Turning to examine Macy’s life raises questions about the opportunities available to women to reinvent themselves in turn-of-the-century America. She is contemporary with the first generation of female college students who embraced pivotal and important roles in U.S. social reform, education, and civic life. She is a contemporary of those who—like Jane Addams, Julia Lathrop, and Florence Kelley—developed and energized the settlement house movement. She is, however, dramatically different. Though an extremely brilliant woman, she lacked any educational training or advanced degree, came from a family with no connections to wealth or prestige, was deeply ashamed of her past, and had little involvement in broad social reform. Other than her relationship to Keller, she had few opportunities to build on for personal advancement. Those she had came from flirtatious relationships with older men. From the time of Keller’s Radcliffe graduation in 1904 until the early 1920s the two constantly sought new economic opportunities and stability as various money-making attempts failed. While she and Keller clearly valued one another, Macy clung to the relationship with such tenacity partially because of the narrow options available for a woman of her class and background, let alone one with a disability.

The relationship between Keller and Macy is both more and less significant to Macy’s life than historians have recognized.

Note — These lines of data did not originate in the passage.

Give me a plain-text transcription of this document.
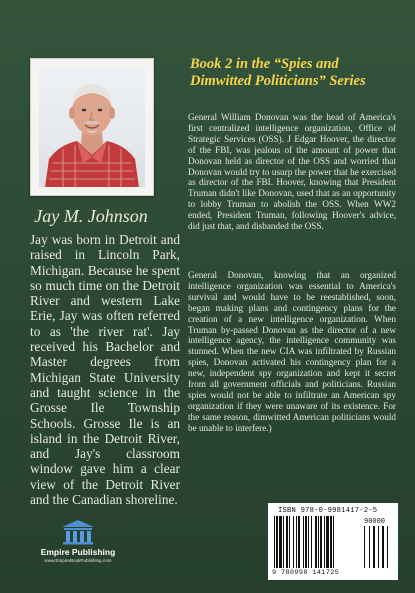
Jay M. Johnson

Jay was born in Detroit and raised in Lincoln Park, Michigan. Because he spent so much time on the Detroit River and western Lake Erie, Jay was often referred to as 'the river rat'. Jay received his Bachelor and Master degrees from Michigan State University and taught science in the Grosse Ile Township Schools. Grosse Ile is an island in the Detroit River, and Jay's classroom window gave him a clear view of the Detroit River and the Canadian shoreline.

Empire Publishing
www.EmpireBookPublishing.com

Book 2 in the “Spies and Dimwitted Politicians” Series

General William Donovan was the head of America's first centralized intelligence organization, Office of Strategic Services (OSS). J Edgar Hoover, the director of the FBI, was jealous of the amount of power that Donovan held as director of the OSS and worried that Donovan would try to usurp the power that he exercised as director of the FBI. Hoover, knowing that President Truman didn't like Donovan, used that as an opportunity to lobby Truman to abolish the OSS. When WW2 ended, President Truman, following Hoover's advice, did just that, and disbanded the OSS.

General Donovan, knowing that an organized intelligence organization was essential to America's survival and would have to be reestablished, soon, began making plans and contingency plans for the creation of a new intelligence organization. When Truman by-passed Donovan as the director of a new intelligence agency, the intelligence community was stunned. When the new CIA was infiltrated by Russian spies, Donovan activated his contingency plan for a new, independent spy organization and kept it secret from all government officials and politicians. Russian spies would not be able to infiltrate an American spy organization if they were unaware of its existence. For the same reason, dimwitted American politicians would be unable to interfere.)

ISBN 978-0-9981417-2-5
90000
9 780998 141725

It’s more significant because it’s a vastly more complex and profound relationship than the common teacher–student story of the miraculous water pump at which Macy taught Keller. It’s less significant, because as one recasts the story with Macy herself as the focal point, the biography becomes a much broader and wide-ranging story than that of just one relationship. Macy leaned on Keller, juggling her uneasy combination of emotional vulnerability and a fierce desire for independence. Keller provided love, acceptance, daily assistance, an income, and a home. Their deep friendship, and Macy’s willingness to allow herself to be dependent on Keller, gave meaning to Macy’s life. And by the mid-1920s Helen Keller, the world’s most famous disabled person, had become her former teacher’s personal assistant.

Macy’s relationship to her disability is difficult to entangle. I’m convinced that she often experienced her partial blindness, and the physical pain that accompanied it, as more debilitating than Keller experienced her deaf-blindness. Near constant pain combined with the waves of melancholy that confronted her throughout her life. And because of Keller’s star status, Keller got to be the disabled one, indeed a disabled superstar. Accompanying such a person left Macy little social space in which to claim her own disability and the accommodations it required. Finally, her status as Teacher made claiming disability difficult. The powerful social definition of disability, one that classified disabled people as markedly different from others, precluded the status of Teacher. Such sentiments assumed that one could not be disabled and be a prominent teacher. Just as the public defined Keller by her disability, so was Macy defined in opposition to disability. The necessary accompaniment to Keller, as the public understood her, was the able-bodied savior who had freed her from the chains of her disability. The general public always assumed Macy to be sighted—even when told the opposite. The overwhelming cultural belief that disability debilitated, that only an able-bodied person could teach and assist someone with a disability, trumped the reality of Macy’s limited vision and chronic illnesses.

In another subtle directive to a future biographer, Anne Sullivan Macy reflected near the end of her life that “Any book about me must be full of contradictions.” Beyond the Miracle Worker reflects these contradictions—the contradictions of a delightful, gloomy, charismatically fascinating, and annoying woman who was neither blind nor sighted. Though she was born in 1866, her life is a surprisingly contemporary tale. It is the story of a caring, fiercely proud, and intelligent woman trying to forge meaningful human relationships despite her own ingrained flaws and wounds. It is the story of a woman deeply frightened of depending upon anyone else for emotional, economic, or social sustenance. And yet—in one of those contradictions that Macy warned us about—she made one notable exception: she did not hesitate to lean on her famous student, and later friend, Helen Keller.